Vous connaissez vos textes par cœur très vite, d'ailleurs.
Ah oui, parce que je suis complètement angoissée ou que je suis complètement stressée. Oui, je le connaissais déjà, trois mois avant, un truc comme ça.
On comprend à travers votre filmographie que vous êtes très attachée au fait de faire des films qui racontent quelque chose, pour que ça change aussi le regard de façon positive auprès du public.
Le truc qui m'aide souvent à prendre des décisions, quand j'ai du mal à les prendre, c'est de me demander : est-ce que j'ai envie d'aller voir ce film au cinéma ? Ça m'aide dans mes choix et dans mes décisions.
"Ce qui m'intéresse le plus, c'est de raconter des belles histoires, des histoires intéressantes."
Audrey Lamyà franceinfo
Le film de John Wax, concrètement, au bout de deux heures, quand je l'ai lu, je me suis dit : j'ai envie de le faire, j'ai envie de raconter cette histoire parce que tu ne ressors pas de là en disant : "c'était inintéressant, je n'ai pas compris le sujet". On sait ce qu'on va voir, le propos est clair, on a compris quelque chose, on a appris quelque chose et surtout, on a ri, on a chialé. C'est ce que j'aime.
Dans Scènes de ménages, vous jouiez le rôle très affirmé de Marion. Elle ne se laissait pas faire.
Ah non et lui, était parfois complètement victime.
Ce qui est incroyable à travers le film En tongs au pied de l'Himalaya, c'est qu'on découvre cette douceur qui fait partie de vous et on se rend compte qu'il fallait du temps pour donner ça, pour lâcher prise. Vous le ressentez ?
Oui et il y a encore du travail à faire ! Mais c'est marrant que vous parliez de ça parce que je disais encore il y a quelques jours à ma sœur : "il faut qu'on apprenne encore plus à lâcher prise". Ce n'est pas quelque chose que je fais volontairement.
Alexandra est pareille.
On n'est pas sœurs pour rien. On se ressemble sur beaucoup de choses, on se remet souvent en question.

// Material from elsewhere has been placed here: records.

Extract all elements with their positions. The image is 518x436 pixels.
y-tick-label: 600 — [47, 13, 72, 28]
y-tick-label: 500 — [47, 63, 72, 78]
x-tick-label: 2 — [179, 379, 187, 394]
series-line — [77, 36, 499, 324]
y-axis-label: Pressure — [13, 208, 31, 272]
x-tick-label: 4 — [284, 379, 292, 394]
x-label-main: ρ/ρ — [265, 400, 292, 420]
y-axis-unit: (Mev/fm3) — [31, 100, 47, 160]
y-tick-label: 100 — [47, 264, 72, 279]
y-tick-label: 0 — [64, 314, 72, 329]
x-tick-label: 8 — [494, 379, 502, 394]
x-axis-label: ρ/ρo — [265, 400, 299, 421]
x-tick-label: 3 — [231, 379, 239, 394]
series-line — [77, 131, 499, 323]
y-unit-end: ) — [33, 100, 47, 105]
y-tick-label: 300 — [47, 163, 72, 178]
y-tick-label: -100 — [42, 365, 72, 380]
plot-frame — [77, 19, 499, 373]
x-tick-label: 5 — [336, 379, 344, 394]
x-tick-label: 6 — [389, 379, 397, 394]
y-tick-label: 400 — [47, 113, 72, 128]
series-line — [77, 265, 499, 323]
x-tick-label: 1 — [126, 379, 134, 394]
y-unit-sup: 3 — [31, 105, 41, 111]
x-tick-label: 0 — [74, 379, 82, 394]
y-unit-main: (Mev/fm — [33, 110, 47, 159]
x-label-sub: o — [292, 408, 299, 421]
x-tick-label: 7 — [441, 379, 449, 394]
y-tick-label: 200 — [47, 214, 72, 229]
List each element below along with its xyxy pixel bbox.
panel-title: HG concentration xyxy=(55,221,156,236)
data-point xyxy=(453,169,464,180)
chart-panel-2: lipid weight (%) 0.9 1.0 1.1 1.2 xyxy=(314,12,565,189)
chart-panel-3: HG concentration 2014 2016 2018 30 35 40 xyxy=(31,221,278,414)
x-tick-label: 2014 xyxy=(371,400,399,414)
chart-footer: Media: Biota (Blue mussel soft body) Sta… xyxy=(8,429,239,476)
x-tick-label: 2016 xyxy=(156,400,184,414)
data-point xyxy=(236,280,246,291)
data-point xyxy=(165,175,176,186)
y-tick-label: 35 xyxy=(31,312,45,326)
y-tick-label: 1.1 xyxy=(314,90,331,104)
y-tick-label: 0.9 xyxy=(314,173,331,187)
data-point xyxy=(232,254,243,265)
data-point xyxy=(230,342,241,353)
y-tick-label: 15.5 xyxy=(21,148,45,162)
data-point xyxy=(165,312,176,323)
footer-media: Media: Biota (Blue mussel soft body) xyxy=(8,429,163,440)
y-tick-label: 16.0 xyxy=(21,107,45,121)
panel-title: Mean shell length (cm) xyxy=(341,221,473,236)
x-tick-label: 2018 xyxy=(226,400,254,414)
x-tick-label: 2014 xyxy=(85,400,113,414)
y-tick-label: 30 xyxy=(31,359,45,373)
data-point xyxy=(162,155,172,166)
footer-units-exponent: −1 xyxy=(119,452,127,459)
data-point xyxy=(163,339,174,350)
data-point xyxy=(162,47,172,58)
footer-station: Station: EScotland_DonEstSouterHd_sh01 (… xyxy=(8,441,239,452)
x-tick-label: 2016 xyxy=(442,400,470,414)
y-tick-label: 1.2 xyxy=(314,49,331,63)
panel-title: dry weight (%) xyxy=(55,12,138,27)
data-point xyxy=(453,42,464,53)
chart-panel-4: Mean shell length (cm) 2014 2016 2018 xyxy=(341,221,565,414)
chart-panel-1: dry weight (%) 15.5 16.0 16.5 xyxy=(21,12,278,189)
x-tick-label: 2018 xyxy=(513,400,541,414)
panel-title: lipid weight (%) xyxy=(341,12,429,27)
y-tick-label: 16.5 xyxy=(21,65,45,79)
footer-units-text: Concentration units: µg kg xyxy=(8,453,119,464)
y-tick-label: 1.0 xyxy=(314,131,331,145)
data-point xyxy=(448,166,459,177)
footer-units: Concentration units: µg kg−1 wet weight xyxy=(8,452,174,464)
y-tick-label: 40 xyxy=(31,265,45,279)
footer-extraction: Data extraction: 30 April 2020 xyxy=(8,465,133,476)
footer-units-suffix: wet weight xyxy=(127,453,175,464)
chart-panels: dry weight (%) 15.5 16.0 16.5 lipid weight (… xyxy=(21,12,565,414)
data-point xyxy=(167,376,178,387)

"Ce qui est génial avec ce métier, c'est qu'on apprend tout le temps, tous les jours."
Audrey Lamyà franceinfo
C'est un peu comme au théâtre, comme si on jouait tous les soirs pendant des années, des années, des années. On se dit : "tiens, demain, je vais essayer ça. Tiens, après-demain, j'essayerai si. Tiens, je n'ai jamais testé ça", donc ça n'arrête jamais et pour ça, c'est génial.